Killybegs fisherman Charlie Doherty on board his fishing vessel, Áine, which has not taken to sea since March because of EU quotas. Photograph: Ronan McGreevy
Killybegs fisherman Charlie Doherty on board his fishing vessel, Áine, which has not taken to sea since March because of EU quotas. Photograph: Ronan McGreevy

“The renegotiation of Brexit is due to take place in 2026. We are an island nation in the North Atlantic with no member on the fisheries committee. You’d think the sitting Minister would ensure that one of his MEPs is on it. If they couldn’t be bothered, that’s what they think of the fishing really,” he said.

“My honest view is that in the lead up to the last election, there were different parties going to do this and that. The proof is in the quota we have. It is reducing year on year.”

He says he doesn’t see anything in the manifestos of the parties for fishing.

“They know what needs to be done. The problems don’t change; they just get worse. Charlie McConalogue knows the problems. He’s been in four years,” said Doherty.

The overfishing issue that persists despite pledges to support sustainable seasOpens in new window ]

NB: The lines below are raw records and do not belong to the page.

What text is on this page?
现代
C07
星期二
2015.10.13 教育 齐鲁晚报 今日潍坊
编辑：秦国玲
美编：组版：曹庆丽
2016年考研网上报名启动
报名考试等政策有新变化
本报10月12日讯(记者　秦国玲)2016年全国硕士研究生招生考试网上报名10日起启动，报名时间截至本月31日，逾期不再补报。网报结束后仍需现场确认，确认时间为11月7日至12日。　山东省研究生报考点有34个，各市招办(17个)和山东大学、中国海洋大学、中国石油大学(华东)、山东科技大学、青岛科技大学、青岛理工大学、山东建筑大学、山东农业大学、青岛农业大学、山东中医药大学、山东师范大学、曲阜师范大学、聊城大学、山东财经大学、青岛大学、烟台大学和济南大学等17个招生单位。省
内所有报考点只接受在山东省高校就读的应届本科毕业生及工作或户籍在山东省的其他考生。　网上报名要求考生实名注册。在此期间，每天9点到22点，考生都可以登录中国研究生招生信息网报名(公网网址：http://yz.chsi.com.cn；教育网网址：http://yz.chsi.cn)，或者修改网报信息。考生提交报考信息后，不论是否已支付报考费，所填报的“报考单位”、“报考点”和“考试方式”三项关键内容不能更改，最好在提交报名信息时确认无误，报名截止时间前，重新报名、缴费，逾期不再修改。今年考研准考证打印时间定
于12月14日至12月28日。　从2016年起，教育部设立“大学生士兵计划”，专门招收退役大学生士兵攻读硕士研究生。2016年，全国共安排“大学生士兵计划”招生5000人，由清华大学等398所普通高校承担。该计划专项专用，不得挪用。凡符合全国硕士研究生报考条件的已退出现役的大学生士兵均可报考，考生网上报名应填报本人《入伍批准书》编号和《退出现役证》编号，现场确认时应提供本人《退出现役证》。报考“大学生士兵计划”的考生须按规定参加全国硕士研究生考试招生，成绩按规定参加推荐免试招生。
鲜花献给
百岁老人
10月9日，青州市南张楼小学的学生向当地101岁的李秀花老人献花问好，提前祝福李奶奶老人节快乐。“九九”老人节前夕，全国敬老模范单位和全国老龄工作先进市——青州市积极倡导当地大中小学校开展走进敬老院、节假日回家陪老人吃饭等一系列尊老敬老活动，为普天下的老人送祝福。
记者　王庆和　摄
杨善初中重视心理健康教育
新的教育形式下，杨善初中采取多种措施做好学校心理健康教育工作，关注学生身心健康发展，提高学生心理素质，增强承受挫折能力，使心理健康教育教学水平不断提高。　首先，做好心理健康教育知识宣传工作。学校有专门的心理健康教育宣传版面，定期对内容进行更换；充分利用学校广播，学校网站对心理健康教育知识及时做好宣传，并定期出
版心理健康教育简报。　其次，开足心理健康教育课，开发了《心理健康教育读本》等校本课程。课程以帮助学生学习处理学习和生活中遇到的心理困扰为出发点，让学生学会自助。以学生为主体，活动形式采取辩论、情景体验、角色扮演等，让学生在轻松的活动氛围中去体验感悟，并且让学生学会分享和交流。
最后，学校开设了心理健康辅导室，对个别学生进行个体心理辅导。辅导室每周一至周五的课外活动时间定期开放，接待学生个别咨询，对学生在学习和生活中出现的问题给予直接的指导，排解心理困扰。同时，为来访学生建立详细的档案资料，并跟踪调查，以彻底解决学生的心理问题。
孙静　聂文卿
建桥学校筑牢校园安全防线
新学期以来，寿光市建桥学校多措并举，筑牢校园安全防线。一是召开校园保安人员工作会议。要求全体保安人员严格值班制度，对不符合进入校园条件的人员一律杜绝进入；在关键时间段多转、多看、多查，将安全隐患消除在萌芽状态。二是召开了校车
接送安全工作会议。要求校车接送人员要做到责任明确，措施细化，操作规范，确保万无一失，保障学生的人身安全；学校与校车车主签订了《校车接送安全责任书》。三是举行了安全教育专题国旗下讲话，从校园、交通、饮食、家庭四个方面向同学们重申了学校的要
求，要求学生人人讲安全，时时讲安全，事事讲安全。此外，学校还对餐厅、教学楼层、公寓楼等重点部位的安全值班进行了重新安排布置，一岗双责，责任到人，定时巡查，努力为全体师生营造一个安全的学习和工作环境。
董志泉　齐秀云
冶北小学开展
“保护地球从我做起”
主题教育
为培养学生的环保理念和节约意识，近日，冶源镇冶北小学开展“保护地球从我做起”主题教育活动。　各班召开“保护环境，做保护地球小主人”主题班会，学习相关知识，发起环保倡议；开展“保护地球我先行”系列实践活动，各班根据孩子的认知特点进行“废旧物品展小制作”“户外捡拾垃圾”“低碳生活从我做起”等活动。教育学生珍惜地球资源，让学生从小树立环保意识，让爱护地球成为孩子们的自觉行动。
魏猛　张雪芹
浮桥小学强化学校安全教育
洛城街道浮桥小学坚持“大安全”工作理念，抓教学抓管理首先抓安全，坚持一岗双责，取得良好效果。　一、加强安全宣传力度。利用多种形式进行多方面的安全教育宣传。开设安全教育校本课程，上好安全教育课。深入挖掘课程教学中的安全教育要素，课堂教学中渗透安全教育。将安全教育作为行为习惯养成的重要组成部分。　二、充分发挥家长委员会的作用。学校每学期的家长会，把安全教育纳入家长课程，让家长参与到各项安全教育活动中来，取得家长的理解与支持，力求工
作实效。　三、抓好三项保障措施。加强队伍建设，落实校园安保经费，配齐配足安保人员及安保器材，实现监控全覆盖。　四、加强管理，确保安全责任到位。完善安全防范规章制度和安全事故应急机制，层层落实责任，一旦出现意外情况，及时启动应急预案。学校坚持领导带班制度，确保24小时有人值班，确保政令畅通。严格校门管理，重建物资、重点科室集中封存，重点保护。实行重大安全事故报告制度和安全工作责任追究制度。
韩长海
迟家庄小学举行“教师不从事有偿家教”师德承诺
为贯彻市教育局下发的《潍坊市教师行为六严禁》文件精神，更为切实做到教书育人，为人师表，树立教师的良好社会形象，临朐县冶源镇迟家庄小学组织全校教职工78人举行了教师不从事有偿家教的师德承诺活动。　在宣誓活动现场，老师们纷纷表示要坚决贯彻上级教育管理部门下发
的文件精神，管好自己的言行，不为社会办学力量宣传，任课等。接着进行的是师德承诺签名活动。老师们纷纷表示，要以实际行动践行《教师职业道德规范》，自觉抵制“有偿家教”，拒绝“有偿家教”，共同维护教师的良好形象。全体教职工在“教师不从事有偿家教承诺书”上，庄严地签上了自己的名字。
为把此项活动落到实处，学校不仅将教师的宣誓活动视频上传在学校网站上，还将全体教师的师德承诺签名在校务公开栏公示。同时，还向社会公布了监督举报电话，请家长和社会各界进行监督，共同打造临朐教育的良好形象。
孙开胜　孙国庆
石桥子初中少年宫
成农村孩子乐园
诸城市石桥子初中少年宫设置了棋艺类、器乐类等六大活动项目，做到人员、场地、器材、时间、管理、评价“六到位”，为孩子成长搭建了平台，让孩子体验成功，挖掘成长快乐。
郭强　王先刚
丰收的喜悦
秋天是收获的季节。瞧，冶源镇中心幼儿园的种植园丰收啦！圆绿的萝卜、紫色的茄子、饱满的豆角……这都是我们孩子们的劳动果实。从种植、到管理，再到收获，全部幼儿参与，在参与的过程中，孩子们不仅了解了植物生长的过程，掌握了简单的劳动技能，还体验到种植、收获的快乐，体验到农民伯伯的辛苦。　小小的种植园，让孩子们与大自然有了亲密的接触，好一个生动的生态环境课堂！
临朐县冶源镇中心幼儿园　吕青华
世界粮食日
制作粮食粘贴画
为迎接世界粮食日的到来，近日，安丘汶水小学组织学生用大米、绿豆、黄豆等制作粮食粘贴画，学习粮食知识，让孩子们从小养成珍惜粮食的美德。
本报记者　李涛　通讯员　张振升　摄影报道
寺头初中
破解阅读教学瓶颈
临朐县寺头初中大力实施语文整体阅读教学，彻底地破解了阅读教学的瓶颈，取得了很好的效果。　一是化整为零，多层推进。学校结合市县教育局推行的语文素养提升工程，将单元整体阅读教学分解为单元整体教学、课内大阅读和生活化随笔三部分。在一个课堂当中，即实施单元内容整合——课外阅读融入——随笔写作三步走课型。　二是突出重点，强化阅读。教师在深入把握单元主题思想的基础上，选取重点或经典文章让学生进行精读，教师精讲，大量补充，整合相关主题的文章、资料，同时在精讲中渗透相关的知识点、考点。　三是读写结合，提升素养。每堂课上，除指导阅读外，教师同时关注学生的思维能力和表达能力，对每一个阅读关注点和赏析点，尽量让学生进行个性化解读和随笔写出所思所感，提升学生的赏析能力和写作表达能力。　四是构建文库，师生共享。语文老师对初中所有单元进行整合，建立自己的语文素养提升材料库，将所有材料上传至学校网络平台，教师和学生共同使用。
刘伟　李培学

“We need the EU to stand up to the Nordic nations, but the EU won’t stand up to them unless the country that is affected the worse – Ireland – puts the pressure on them. We are the fish basket of Europe, yet we’re the poor relation.”

Last year, Greencastle fisherman Cara Rawdon decommissioned his fishing vessel and retired after 46 years under the Brexit Permanent Cessation Scheme, which sought to take 60 vessels out of Irish waters.

Morale, he says, is at an “all-time low” in the fishing industry. Bureaucracy is increasing, and fishermen are in a “constant battle to stay the right side of the law”.

He is more forgiving of Mr McConalogue, who he believes “means well”, but says he is up against countries much bigger and more powerful than Ireland who covet the country’s fishing stock.

Ireland, he believes, is only one voice of many in Brussels, and has to make its accommodations.

“Our fishing rights is selling off the family silver,” he said. “It’s been bartered off for something else.”